4 sand dollars present on a fresh groomed beach sand with parallel lines.

More Than Beach Bones: The Story of Sand Dollars in Indigenous and Latinx Ocean Knowledge

Pelagic Problems

 Walk along any California beach and chances are you’ll stumble across the delicate skeleton of a sand dollar, bleached white by the sun, etched with a flower-like pattern. Most people pick them up, snap a photo, and move on. But there’s a deeper story hidden in the sand. One that ties marine biology, Indigenous knowledge, and Latinx cultural symbolism into a shared oceanic reverence.

First, What Is a Sand Dollar?

Despite looking like a shell, a sand dollar is a living marine animal , a type of echinoderm, related to sea stars and sea urchins.

[An olive-skinned woman holds three Dendraster excentricus (Pacific sand dollars) of varying sizes in her hands. The sand dollars are beige and dry, with visible flower-like patterns on the surface.]

While alive, they’re dark purple, covered in soft spines that help them burrow just beneath the sandy ocean floor.

[An olive-skinned woman holds a live purple Dendraster excentricus (Pacific sand dollar) with several attached red goose barnacles (Lepas anatifera) on its upper surface. The photo is taken in the middle of the Pacific Ocean.]

They live in the intertidal zone, that magical margin where land and sea meet. When they die, their skeleton called a test  washes ashore. The white disc with a flower/star pattern on top is what most of us recognize.

Indigenous Knowledge: Sand Dollars and Chumash Ocean Relationships

For coastal Indigenous peoples, like the Chumash, Tongva, and others across the Pacific coast, sand dollars (and marine life in general) are more than curiosities. They are relations , part of a living, breathing ocean system to which people are deeply connected.

The Chumash, whose territory includes the Channel Islands and coast from Malibu to Morro Bay, have always honored the ocean as a source of life and spirit. While some knowledge is sacred and not meant for public sharing, it's known that invertebrates like urchins, abalone, and likely sand dollars played important roles — as food, medicine, and spiritual symbols.
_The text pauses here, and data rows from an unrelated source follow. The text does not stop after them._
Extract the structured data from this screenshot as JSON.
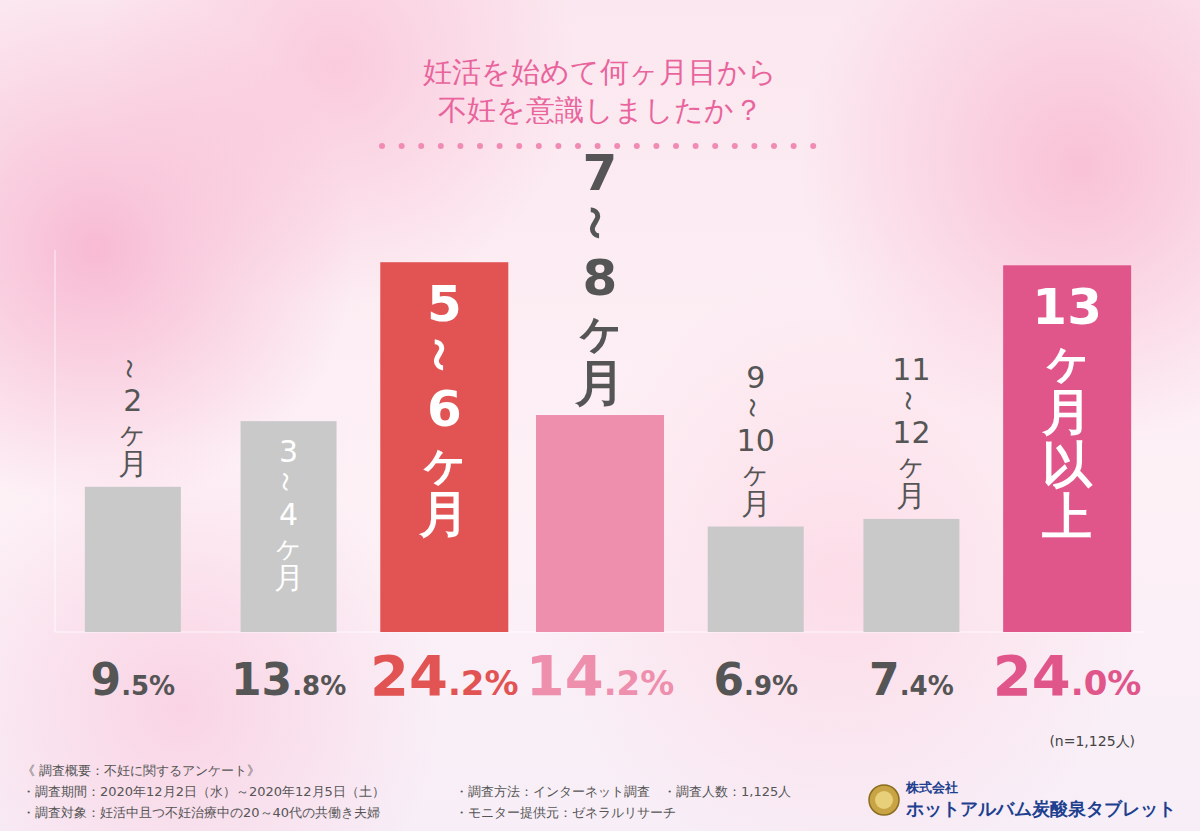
{
  "chart_data": {
    "type": "bar",
    "title": "妊活を始めて何ヶ月目から\n不妊を意識しましたか？",
    "categories": [
      "～2ヶ月",
      "3～4ヶ月",
      "5～6ヶ月",
      "7～8ヶ月",
      "9～10ヶ月",
      "11～12ヶ月",
      "13ヶ月以上"
    ],
    "values": [
      9.5,
      13.8,
      24.2,
      14.2,
      6.9,
      7.4,
      24.0
    ],
    "value_labels": [
      "9.5%",
      "13.8%",
      "24.2%",
      "14.2%",
      "6.9%",
      "7.4%",
      "24.0%"
    ],
    "color": "#c9c9c9",
    "colors": [
      "#c9c9c9",
      "#c9c9c9",
      "#e25353",
      "#ee8fae",
      "#c9c9c9",
      "#c9c9c9",
      "#e0568a"
    ],
    "ylim": [
      0,
      25
    ],
    "data_labels": true,
    "tick_labels": false,
    "grid": false,
    "annotations": [
      "(n=1,125人)"
    ],
    "footnotes": [
      [
        "《 調査概要：不妊に関するアンケート》"
      ],
      [
        "・調査期間：2020年12月2日（水）～2020年12月5日（土）",
        "・調査方法：インターネット調査　・調査人数：1,125人"
      ],
      [
        "・調査対象：妊活中且つ不妊治療中の20～40代の共働き夫婦",
        "・モニター提供元：ゼネラルリサーチ"
      ]
    ],
    "credit": [
      "株式会社",
      "ホットアルバム炭酸泉タブレット"
    ]
  }
}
The five-petaled pattern found on a sand dollar has been interpreted across cultures as a sun, star, or flower . These are common sacred symbols found in many Indigenous cosmologies of the Americas, often representing harmony, balance, and life cycles.
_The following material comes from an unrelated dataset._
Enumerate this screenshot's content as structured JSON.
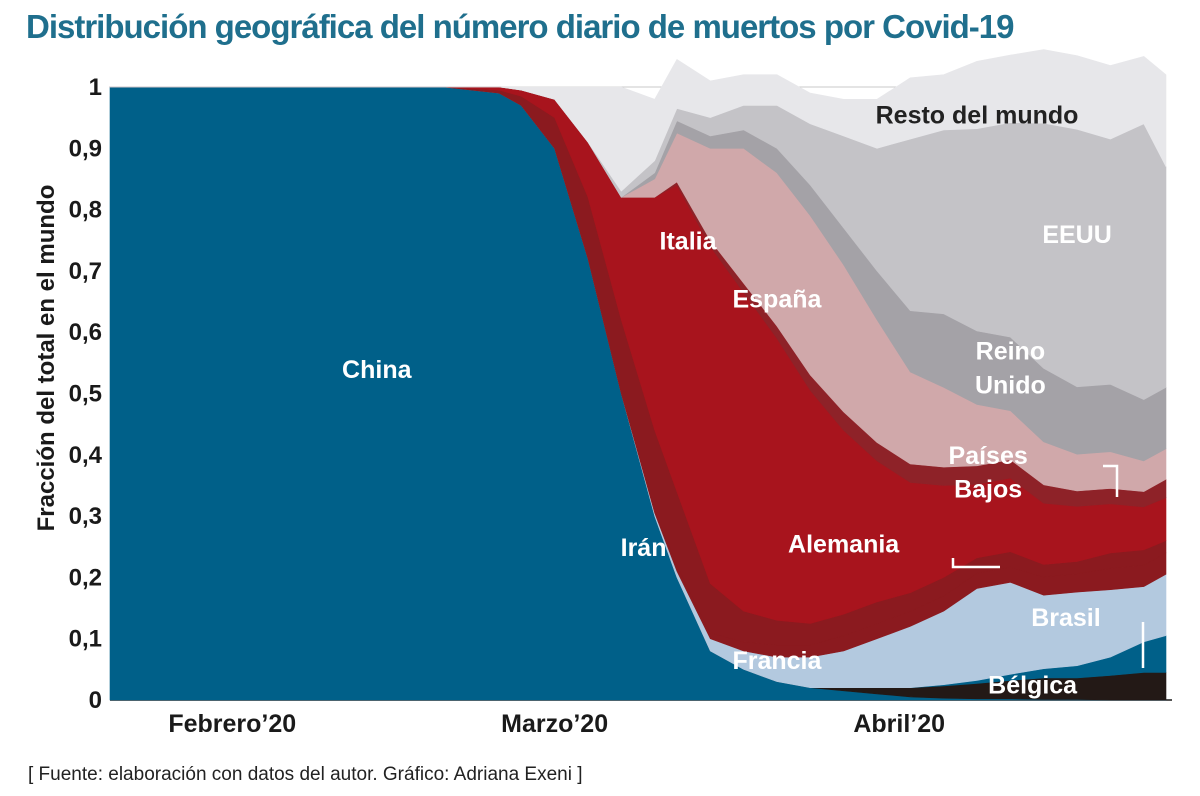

In Mexican and broader Latin American traditions, nature is often woven into faith, folklore, and symbolism — sand dollars included.

You may have heard the legend passed down in coastal and Catholic communities:

The sand dollar’s star shape is said to represent the Star of Bethlehem, while the five "doves" inside (when broken open) symbolize peace and goodwill

This blending of Catholic mysticism and Indigenous reverence is a hallmark of Latinx cultural traditions where the natural world becomes sacred through story, prayer, and presence.

Beyond religion, Latinx beachgoers often associate sand dollars with luck, blessings, or protection.

A Shared Understanding: Ocean as Teacher

Whether viewed through a Chumash lens of deep relational stewardship, or through Mexican/Latinx symbolic traditions of nature as sacred, the message is similar:
The ocean is not a place to conquer. It’s a place to listen to.

Sand dollars, small and fragile as they are, remind us:

  • That science and story can coexist
  • That cultural wisdom carries truth modern biology can’t always explain
  • That we, too, are shaped by the tides

Respect Before Collection

Let this be said clearly: not everything found on the beach should be taken home.

If you find a full sand dollar, ask yourself:
Is it alive? (If it’s dark, fuzzy, or wet: yes, and it should be left alone!)
If it’s a shell, what will I do with it? Why do I want it?

Better yet: photograph it. Sit with it. Say thank you, and then let it stay. Let it return to sand, back to the cycle it came from.

Keep Learning + Supporting

To deepen your relationship with the land and sea you walk on:

We don’t own the ocean,  we learn from it. And sometimes, if we’re lucky, it leaves us a small sign of good fortune… a quiet regalo del mar.